Limitations & Future Work

  • Strong dependence on validation set distribution: The quality of \(\Psi(h)\) depends on whether \(S_{val}\) accurately reflects the deployment distribution; if validation prompts deviate from the live distribution, error vectors will be distorted. The authors primarily used random subsets of the training set; actual deployment requires careful construction or domain customization.
  • Requires a validation pass for every new model: While one-time and gradient-free, this forward inference cost still exists when the validation set is large or new models are launched extremely frequently; the paper controls this by keeping the validation set size moderate (\(O(10^3)\)).
  • Reliance on binary correct/incorrect loss: All datasets used binary accuracy; more complex scenarios like continuous quality scores, generation quality, or multi-objective (latency+cost+quality) are not fully validated. Eq. \((6)\) claims adaptability to other losses but empirical evidence is limited.
  • Lack of direct reproduction comparison with LLMBandit (Li, 2025): Due to the lack of public implementation, comparisons were only made against reported values, leaving some uncertainty regarding relative advantages under strong baselines.
  • vs K-NN Routing (Hu et al., 2024b): K-NN can also accept new models without retraining and is a special case of UniRoute; however, K-NN only checks validation set neighbors, cannot use the large training set, and has weak generalization on small samples. UniRoute compresses training set information into representations via clustering + learned projection, making it more stable and powerful.
  • vs Retrained MLP / MatFac (Ong et al., 2025; Zhuang et al., 2024): Their output dimensions are tied to the number of models; new models require adding output heads and retraining, which overfits on small validation sets and incurs high engineering overhead.
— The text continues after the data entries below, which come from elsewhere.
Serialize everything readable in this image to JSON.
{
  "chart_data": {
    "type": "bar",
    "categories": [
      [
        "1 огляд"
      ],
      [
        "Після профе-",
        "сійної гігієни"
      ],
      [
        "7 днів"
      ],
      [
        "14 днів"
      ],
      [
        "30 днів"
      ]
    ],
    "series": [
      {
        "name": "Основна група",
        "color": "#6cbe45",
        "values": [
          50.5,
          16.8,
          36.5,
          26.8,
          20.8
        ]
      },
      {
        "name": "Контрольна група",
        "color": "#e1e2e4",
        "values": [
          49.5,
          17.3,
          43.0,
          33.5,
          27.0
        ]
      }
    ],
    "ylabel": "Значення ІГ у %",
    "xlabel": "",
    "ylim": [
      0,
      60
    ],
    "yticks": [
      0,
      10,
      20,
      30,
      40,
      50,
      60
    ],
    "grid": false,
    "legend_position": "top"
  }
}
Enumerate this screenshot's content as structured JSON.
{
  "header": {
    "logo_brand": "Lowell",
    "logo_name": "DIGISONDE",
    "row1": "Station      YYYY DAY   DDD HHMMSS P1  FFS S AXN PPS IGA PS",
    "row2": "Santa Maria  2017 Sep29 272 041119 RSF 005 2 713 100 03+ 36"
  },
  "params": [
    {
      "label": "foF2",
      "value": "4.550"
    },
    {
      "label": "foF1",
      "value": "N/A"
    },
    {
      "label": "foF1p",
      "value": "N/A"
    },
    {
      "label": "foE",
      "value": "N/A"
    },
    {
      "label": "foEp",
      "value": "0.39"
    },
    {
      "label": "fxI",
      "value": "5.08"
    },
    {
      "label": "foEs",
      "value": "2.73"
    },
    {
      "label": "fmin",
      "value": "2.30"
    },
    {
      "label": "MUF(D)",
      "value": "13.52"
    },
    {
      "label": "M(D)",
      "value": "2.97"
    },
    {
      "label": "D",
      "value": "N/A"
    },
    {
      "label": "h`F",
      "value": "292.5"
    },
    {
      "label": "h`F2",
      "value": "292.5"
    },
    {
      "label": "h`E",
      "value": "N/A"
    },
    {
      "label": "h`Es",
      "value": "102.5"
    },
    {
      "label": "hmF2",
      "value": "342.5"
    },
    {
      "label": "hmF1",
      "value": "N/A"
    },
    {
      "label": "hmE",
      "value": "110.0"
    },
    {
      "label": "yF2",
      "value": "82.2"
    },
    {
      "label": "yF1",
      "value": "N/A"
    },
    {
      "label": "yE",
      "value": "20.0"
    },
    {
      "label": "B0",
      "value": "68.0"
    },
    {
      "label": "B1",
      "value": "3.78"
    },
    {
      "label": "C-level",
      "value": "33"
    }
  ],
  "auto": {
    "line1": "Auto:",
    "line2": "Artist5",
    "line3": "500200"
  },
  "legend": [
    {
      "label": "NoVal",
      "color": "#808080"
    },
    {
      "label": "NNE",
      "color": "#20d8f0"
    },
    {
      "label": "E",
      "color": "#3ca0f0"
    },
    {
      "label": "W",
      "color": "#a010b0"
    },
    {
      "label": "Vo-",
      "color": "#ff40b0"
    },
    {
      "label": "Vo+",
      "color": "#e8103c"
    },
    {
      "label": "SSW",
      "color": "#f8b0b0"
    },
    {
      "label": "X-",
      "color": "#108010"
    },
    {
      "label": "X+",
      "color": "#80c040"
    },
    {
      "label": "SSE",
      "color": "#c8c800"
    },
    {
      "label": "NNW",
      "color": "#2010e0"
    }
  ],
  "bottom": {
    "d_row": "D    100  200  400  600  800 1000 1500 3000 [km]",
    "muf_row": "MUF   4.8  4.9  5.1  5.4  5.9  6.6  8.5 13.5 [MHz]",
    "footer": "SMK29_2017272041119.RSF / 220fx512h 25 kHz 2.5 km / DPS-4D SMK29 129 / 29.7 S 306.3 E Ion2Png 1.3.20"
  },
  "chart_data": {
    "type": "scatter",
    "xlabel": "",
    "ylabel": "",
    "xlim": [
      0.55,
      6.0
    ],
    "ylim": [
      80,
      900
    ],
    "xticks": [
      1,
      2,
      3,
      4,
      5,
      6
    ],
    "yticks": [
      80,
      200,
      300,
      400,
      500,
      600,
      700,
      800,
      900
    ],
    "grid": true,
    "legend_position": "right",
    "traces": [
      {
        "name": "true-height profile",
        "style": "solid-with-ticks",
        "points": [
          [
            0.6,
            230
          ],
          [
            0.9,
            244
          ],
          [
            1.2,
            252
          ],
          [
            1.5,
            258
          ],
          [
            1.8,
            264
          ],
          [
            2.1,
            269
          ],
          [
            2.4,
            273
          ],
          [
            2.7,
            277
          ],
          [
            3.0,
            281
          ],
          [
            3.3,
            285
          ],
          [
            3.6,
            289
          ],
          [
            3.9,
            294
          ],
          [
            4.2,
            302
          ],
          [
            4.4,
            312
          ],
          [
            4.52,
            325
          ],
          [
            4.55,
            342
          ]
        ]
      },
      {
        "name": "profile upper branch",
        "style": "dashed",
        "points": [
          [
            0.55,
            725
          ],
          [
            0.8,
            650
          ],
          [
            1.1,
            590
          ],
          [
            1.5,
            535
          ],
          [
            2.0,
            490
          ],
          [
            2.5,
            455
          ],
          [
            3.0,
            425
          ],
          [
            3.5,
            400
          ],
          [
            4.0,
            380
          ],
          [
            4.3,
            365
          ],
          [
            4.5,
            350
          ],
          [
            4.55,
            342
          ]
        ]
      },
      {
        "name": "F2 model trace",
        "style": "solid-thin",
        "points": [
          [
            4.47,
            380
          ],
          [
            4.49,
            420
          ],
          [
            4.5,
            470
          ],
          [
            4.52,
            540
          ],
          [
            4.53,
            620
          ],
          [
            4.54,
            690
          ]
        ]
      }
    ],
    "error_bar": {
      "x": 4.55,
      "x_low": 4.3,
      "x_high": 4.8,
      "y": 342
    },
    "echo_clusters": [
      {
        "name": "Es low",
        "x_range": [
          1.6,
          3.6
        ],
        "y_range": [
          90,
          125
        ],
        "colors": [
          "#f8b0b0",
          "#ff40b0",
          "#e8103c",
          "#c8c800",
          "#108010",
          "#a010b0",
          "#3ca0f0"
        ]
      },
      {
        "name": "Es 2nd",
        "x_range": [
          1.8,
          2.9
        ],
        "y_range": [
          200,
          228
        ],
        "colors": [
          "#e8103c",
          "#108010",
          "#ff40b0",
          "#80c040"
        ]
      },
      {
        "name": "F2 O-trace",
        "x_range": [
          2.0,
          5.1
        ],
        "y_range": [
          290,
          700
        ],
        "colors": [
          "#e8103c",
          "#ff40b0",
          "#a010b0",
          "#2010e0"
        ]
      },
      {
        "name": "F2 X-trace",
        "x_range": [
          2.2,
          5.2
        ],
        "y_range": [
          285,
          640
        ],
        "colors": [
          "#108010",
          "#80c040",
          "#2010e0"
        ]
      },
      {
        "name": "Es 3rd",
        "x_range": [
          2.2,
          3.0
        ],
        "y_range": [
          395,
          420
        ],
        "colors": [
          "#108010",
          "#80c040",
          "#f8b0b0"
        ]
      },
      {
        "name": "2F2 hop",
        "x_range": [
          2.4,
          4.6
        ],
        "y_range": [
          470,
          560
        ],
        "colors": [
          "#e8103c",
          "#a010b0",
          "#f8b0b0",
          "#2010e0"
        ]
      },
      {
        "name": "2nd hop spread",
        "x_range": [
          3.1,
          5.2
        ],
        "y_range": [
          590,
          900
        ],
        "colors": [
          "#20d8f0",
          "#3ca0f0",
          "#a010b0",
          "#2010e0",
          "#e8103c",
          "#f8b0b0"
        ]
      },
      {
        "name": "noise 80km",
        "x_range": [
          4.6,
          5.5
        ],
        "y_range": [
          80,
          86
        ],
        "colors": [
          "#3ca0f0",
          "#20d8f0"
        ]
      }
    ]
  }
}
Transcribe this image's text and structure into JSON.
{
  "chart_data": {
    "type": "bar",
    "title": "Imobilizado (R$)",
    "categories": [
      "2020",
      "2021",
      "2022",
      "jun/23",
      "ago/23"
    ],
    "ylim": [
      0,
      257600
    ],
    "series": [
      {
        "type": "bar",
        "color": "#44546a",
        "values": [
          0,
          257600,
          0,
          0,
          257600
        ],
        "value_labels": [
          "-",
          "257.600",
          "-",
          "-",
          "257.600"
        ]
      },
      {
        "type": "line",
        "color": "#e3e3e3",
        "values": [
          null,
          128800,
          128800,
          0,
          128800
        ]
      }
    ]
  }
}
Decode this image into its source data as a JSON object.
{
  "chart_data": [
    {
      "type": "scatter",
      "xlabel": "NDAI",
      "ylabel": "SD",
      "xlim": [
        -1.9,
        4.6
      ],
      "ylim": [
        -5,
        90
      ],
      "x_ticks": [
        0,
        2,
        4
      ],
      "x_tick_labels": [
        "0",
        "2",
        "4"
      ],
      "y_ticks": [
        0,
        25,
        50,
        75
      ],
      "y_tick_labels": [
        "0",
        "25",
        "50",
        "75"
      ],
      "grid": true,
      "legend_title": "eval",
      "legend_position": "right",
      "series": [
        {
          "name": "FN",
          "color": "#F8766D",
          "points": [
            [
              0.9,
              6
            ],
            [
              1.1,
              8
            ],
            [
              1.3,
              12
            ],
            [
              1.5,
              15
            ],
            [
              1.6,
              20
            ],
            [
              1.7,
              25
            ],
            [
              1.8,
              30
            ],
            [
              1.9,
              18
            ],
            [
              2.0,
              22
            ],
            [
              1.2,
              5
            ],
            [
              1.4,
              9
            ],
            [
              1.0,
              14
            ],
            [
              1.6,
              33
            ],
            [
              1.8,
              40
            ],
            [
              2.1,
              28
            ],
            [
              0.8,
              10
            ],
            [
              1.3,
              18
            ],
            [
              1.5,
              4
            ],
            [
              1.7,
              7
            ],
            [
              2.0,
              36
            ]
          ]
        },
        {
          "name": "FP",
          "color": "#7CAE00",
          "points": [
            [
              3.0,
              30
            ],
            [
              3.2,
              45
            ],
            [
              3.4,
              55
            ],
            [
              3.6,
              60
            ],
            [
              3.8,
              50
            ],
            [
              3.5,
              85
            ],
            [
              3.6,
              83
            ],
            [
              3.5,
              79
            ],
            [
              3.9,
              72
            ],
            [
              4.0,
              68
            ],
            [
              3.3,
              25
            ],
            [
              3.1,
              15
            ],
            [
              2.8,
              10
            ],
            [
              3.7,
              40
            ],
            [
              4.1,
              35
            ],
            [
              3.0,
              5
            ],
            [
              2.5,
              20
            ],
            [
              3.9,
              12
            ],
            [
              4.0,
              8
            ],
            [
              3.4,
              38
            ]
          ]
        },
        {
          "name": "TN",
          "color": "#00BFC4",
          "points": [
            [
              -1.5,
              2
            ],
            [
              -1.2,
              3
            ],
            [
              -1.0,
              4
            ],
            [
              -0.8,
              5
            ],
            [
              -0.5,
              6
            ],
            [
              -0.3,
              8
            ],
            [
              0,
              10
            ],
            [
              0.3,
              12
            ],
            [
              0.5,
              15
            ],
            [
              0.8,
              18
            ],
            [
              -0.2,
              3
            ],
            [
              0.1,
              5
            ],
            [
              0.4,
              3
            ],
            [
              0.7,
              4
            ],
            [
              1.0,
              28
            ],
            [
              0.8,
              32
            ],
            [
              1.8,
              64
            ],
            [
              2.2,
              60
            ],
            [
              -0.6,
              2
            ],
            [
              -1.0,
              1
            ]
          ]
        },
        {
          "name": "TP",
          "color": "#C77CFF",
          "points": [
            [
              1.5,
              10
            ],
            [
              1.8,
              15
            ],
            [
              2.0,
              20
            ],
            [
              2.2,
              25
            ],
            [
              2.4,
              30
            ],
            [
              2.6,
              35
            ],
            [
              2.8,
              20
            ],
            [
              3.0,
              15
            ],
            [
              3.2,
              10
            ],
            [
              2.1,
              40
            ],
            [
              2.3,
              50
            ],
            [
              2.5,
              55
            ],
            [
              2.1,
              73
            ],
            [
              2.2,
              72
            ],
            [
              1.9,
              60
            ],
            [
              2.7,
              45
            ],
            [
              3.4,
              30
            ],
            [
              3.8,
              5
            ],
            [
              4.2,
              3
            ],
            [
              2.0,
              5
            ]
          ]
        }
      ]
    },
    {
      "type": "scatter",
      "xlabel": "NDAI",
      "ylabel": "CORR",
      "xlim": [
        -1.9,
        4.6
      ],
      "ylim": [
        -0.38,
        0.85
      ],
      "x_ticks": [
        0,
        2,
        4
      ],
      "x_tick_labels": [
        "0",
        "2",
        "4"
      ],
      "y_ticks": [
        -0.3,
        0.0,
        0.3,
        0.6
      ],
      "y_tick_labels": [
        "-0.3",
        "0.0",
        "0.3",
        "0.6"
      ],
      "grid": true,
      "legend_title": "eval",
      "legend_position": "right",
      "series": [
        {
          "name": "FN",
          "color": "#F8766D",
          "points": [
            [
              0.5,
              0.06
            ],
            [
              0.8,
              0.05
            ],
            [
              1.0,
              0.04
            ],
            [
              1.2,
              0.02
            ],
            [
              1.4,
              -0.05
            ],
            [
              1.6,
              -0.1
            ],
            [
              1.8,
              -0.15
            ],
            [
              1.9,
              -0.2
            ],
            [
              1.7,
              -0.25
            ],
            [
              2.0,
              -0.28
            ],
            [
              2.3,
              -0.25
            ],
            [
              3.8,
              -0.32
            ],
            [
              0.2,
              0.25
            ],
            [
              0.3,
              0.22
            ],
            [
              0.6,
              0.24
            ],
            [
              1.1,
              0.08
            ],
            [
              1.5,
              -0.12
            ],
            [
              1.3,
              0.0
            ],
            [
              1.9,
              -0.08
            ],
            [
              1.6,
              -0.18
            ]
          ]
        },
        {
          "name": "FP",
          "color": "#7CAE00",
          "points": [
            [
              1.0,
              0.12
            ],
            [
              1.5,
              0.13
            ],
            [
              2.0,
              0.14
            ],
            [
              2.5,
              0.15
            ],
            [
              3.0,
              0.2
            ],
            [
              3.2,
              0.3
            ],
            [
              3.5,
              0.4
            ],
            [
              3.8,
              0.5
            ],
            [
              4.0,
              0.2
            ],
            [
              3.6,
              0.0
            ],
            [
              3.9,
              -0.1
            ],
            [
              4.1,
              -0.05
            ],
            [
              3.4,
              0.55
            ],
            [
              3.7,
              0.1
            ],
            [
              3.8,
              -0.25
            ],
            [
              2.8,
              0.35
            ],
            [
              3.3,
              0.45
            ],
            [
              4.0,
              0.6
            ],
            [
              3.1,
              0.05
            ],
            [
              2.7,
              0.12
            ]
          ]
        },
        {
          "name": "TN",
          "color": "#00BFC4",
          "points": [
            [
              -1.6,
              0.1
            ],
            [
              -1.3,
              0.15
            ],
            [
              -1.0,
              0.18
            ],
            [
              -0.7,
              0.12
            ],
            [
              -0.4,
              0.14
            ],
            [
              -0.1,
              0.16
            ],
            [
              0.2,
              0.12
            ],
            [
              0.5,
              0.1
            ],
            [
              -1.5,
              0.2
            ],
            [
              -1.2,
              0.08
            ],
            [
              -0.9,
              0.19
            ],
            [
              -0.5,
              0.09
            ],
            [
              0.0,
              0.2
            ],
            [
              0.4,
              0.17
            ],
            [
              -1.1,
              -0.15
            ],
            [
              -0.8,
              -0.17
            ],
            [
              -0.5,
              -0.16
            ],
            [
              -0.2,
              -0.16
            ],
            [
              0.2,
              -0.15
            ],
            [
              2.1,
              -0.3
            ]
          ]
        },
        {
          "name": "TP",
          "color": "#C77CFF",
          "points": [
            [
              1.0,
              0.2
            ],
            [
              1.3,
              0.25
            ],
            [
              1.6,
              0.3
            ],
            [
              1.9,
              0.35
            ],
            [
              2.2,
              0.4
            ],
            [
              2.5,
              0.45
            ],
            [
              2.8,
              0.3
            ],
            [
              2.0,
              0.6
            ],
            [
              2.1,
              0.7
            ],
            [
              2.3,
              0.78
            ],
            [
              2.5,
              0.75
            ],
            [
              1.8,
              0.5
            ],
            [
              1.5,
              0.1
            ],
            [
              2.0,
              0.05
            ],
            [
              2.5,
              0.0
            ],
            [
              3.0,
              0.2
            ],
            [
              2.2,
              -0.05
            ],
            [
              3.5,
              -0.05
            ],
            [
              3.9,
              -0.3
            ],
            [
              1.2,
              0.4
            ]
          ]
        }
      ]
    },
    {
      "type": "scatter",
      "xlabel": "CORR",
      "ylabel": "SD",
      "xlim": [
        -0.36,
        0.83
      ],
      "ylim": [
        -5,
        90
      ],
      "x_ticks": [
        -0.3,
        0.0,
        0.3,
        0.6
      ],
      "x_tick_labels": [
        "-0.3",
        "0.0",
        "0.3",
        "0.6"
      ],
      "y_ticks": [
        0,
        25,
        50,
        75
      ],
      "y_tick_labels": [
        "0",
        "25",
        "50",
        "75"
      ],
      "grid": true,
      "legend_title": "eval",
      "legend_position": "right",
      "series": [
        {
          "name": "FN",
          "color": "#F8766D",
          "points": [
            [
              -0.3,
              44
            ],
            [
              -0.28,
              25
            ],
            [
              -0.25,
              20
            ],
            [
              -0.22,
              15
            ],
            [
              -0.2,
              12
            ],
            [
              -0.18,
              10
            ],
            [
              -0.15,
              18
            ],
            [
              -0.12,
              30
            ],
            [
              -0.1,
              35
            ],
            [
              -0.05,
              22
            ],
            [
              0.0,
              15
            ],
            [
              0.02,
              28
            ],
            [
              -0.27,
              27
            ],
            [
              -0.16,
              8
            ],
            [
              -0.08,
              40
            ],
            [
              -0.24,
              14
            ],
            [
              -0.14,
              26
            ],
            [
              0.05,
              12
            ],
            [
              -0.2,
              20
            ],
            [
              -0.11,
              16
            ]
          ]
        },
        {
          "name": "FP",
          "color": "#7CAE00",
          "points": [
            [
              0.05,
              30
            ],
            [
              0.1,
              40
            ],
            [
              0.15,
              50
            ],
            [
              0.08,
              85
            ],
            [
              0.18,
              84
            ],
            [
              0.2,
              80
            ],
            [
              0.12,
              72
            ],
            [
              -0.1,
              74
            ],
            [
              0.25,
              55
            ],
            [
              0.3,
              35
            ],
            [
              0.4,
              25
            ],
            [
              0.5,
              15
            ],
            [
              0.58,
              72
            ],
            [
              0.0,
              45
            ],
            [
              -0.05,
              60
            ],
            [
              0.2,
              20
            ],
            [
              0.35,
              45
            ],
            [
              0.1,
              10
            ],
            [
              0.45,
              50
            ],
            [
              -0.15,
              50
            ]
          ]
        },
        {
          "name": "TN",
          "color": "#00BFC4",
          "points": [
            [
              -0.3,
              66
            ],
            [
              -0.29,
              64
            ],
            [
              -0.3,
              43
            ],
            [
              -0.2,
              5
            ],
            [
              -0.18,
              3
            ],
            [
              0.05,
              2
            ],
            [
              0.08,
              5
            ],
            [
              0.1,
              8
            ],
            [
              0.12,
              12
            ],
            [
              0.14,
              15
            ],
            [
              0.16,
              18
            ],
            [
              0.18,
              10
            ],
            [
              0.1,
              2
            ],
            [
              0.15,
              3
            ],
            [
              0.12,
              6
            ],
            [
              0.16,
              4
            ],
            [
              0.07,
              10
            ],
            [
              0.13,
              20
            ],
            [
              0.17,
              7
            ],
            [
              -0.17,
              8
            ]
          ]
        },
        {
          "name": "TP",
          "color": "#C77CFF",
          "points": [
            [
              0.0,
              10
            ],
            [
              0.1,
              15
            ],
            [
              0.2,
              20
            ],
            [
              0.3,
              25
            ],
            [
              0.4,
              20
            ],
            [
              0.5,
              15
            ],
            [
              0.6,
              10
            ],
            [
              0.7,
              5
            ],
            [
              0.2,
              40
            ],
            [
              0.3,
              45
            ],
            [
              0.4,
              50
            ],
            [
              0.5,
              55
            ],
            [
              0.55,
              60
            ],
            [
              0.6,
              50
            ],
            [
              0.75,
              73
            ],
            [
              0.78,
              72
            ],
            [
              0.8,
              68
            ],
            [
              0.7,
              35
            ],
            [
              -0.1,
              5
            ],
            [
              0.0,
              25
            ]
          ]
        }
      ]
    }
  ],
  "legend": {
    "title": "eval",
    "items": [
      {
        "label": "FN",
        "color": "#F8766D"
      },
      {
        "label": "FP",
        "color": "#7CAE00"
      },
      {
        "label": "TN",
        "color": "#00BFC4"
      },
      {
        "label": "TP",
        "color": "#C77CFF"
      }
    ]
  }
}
UniRoute's structure is pool-independent with zero retraining.
  • vs LLMBandit (Li, 2025): Also introduces LLM embeddings, but Li uses RL policy gradients + replay buffers, leading to unstable training and dependence on prompt difficulty estimation. Their embeddings also depend on other models in the pool and the order of addition; UniRoute uses standard statistical learning + ordinary gradient descent, with pool-independent, directly interpretable "per-cluster error" embeddings.

Rating

  • Novelty: ⭐⭐⭐⭐ Generalizes model routing from "fixed pools" to "dynamic pools" and provides a pool-independent representation via prediction error vectors, which is a novel and self-consistent perspective.
  • Experimental Thoroughness: ⭐⭐⭐⭐ Four public benchmarks, 30+ unseen models, 400 independent trials + statistical significance, quite solid; however, limited to binary correctness and lacks direct reproduction of LLMBandit.
  • Writing Quality: ⭐⭐⭐⭐ Problem setting, method, and theory progress logically; Figure 1 is intuitive; notations are somewhat dense.
  • Value: ⭐⭐⭐⭐ Directly addresses the real-world pain point of "frequent LLM pool changes," with a lightweight method suitable for black-box deployment and high practicality.